En quatrième lieu, les autorités locales connaissent le mieux leurs communautés locales. Il n’y a pas d’autre niveau de l’administration publique ayant une meilleure connaissance de leurs rues et voisinages que les professionnels locaux et leurs représentants. Lorsqu’on cible les zones sensibles et dangereuses, les groupes vulnérables ou qui montrent des signes d’anti-socialité, il n’y a pas d’autre niveau du gouvernement mieux préparé pour déterminer où résident les enjeux que les autorités locales, qui ont un contact journalier avec la réalité du terrain.

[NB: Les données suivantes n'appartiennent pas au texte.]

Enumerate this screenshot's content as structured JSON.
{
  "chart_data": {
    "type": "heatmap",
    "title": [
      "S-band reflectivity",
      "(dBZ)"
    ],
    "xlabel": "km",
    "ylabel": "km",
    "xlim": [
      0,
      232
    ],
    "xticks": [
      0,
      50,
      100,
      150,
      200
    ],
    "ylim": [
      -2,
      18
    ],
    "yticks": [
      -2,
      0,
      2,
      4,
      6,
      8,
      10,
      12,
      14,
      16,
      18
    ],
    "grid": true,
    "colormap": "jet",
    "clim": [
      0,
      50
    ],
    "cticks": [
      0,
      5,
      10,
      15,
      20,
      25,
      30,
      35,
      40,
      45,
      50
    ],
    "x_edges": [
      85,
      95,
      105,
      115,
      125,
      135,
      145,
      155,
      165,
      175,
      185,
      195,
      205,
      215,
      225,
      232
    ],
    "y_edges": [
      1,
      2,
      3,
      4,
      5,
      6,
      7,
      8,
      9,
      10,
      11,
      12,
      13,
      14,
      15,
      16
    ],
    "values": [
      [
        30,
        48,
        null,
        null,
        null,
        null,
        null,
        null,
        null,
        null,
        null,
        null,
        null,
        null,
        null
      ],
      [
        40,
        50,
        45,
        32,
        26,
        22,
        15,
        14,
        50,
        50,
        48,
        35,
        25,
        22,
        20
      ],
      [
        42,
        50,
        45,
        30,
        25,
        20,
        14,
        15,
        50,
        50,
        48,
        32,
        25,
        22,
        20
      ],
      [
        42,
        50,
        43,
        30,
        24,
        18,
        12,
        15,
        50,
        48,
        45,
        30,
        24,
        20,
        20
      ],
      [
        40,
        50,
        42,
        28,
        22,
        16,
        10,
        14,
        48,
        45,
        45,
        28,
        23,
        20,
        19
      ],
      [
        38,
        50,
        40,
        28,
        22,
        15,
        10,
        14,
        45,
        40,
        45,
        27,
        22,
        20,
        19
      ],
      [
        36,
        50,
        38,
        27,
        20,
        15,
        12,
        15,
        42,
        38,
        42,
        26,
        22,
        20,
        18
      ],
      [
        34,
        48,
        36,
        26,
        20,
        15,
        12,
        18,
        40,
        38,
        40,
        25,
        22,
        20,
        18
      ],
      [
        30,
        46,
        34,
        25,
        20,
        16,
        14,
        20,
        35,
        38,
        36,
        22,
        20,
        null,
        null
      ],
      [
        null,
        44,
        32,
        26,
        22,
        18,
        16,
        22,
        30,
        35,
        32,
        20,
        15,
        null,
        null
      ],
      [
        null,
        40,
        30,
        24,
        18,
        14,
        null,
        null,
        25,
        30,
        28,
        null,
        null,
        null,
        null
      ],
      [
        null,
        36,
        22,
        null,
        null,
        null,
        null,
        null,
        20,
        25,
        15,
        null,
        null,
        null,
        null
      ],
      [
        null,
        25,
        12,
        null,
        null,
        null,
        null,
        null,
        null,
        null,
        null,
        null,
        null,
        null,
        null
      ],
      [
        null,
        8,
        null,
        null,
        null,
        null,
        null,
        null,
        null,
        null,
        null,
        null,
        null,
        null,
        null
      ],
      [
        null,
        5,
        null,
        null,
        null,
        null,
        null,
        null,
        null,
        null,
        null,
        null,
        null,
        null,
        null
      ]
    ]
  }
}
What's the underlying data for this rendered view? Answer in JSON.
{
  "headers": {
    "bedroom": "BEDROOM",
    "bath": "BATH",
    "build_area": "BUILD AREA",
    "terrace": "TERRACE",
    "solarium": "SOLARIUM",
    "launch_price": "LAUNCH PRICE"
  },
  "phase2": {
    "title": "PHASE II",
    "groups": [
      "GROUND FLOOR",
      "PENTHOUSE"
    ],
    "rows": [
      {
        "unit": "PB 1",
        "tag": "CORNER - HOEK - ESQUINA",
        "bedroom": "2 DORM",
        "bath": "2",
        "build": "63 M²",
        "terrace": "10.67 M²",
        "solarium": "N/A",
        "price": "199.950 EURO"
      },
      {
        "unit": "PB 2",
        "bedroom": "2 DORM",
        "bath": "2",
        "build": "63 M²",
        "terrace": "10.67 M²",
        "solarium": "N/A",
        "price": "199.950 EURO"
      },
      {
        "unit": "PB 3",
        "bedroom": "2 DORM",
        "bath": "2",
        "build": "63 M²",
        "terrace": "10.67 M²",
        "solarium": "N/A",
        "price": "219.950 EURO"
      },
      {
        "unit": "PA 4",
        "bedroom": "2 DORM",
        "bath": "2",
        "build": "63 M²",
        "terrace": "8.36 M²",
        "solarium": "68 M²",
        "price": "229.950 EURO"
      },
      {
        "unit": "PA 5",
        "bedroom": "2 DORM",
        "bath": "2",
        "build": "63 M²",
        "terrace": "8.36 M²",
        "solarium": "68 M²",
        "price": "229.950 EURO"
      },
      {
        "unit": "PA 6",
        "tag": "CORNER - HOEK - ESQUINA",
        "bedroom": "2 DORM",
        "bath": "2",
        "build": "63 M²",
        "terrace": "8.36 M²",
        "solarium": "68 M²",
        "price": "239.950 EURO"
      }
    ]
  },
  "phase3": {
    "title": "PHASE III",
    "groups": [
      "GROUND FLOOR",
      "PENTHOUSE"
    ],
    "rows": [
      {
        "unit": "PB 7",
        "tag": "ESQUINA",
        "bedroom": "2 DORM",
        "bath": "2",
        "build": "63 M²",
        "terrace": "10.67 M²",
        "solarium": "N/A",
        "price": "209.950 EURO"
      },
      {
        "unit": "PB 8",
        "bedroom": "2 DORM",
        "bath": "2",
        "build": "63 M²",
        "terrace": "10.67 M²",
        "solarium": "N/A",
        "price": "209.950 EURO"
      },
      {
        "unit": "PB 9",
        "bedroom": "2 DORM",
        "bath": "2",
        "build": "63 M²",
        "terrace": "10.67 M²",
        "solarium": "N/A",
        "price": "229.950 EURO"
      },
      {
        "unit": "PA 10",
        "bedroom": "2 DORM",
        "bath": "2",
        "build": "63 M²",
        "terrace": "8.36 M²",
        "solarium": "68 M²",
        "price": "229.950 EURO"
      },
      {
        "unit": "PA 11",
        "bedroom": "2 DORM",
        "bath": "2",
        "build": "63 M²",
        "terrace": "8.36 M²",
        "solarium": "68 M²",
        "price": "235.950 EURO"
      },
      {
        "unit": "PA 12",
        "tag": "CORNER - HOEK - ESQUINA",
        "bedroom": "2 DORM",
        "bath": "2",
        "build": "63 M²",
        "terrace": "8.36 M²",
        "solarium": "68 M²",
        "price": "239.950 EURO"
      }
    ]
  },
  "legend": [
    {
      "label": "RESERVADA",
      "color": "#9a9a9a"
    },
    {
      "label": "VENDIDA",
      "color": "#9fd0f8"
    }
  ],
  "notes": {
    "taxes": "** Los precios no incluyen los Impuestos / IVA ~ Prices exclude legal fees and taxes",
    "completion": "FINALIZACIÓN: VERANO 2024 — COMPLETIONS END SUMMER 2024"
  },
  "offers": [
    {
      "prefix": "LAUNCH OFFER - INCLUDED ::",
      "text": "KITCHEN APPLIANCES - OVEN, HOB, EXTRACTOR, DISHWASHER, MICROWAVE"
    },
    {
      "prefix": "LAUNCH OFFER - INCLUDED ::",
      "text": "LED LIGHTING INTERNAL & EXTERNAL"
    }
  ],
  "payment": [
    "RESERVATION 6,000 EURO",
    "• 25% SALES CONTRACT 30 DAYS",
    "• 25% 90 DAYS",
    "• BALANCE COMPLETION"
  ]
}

Les maires, les leaders municipaux et les représentants d’autorités locales mènent des efforts pour habiliter les administrations municipales dans l’Union européenne et pour développer des mesures locales sans idéologies, avec une perspective pragmatique. Comme un nombre croissant de citoyens considère le terrorisme comme un problème majeur, les centres urbains ont approuvé des plans d’action locaux et ils se situent en première ligne face au combat contre l’extrémisme violent.

Conclusion

Le djihad global ressemble au dieu romain Janus qui a deux têtes : une globale et une locale. L’objectif global du mouvement djihadiste est d’éliminer les ennemis qui menacent l’islam sunnite, ce qui inclut les chiites et les chrétiens. En échange, l’objectif local, particulièrement en main de Daesh, est de consolider un proto-État en Syrie et en Irak, au même temps que de diriger ou inspirer des attaques contre des centres urbains occidentaux. L’auto-proclamé Califat a des chances d’être vaincu dans le court terme, mais cela ne signifiera pas pour autant la fin du mouvement djihadiste. Pour vraiment vaincre le djihadisme, il faudrait un engagement soutenu avec les idées, les conflits politiques et les clivages sociaux qui les font résonner. C’est particulièrement le cas en Europe qui – d’après Peter Neumann – est face au commencement d’une nouvelle vague de terrorisme qui l’occupera pour une génération.

Plusieurs villes européennes ont partagé leurs expériences locales et leurs meilleures pratiques pour lutter contre l’extrémisme violent au niveau local. Les organisations comme Strong Cities Network ou le Forum européen pour la sécurité urbaine, aident d’autres centres urbains à identifier les éléments essentiels pour la planification de l’action locale contre l’extrémisme violent, qui peut être dirigée contre des mouvements de gauche et de droite ainsi que contre des groupes djihadistes salafistes. Un des objectifs de cet article était de débattre sur les limitations des modèles d’usage actuels, ainsi que de suggérer des manières d’habiliter les villes européennes de persévérer face à un contexte d’urgence et d’attaques ponctuelles. En effet, l’habilité des villes résilientes pour survivre, s’adapter et grandir après une attaque terroriste ne dépend pas seulement des représentants élus mais aussi de tous les individus, communautés, institutions et entreprises. C’est dans les villes européennes que les extrémistes internationaux prennent forme sous des discours de haine, des réseaux de recrutements, des cellules radicales et d’attaques terroristes, et c’est aussi dans les villes où les plans stratégiques pour contrer et prévenir l’extrémisme violent au niveau local ont besoin d’être mis au point.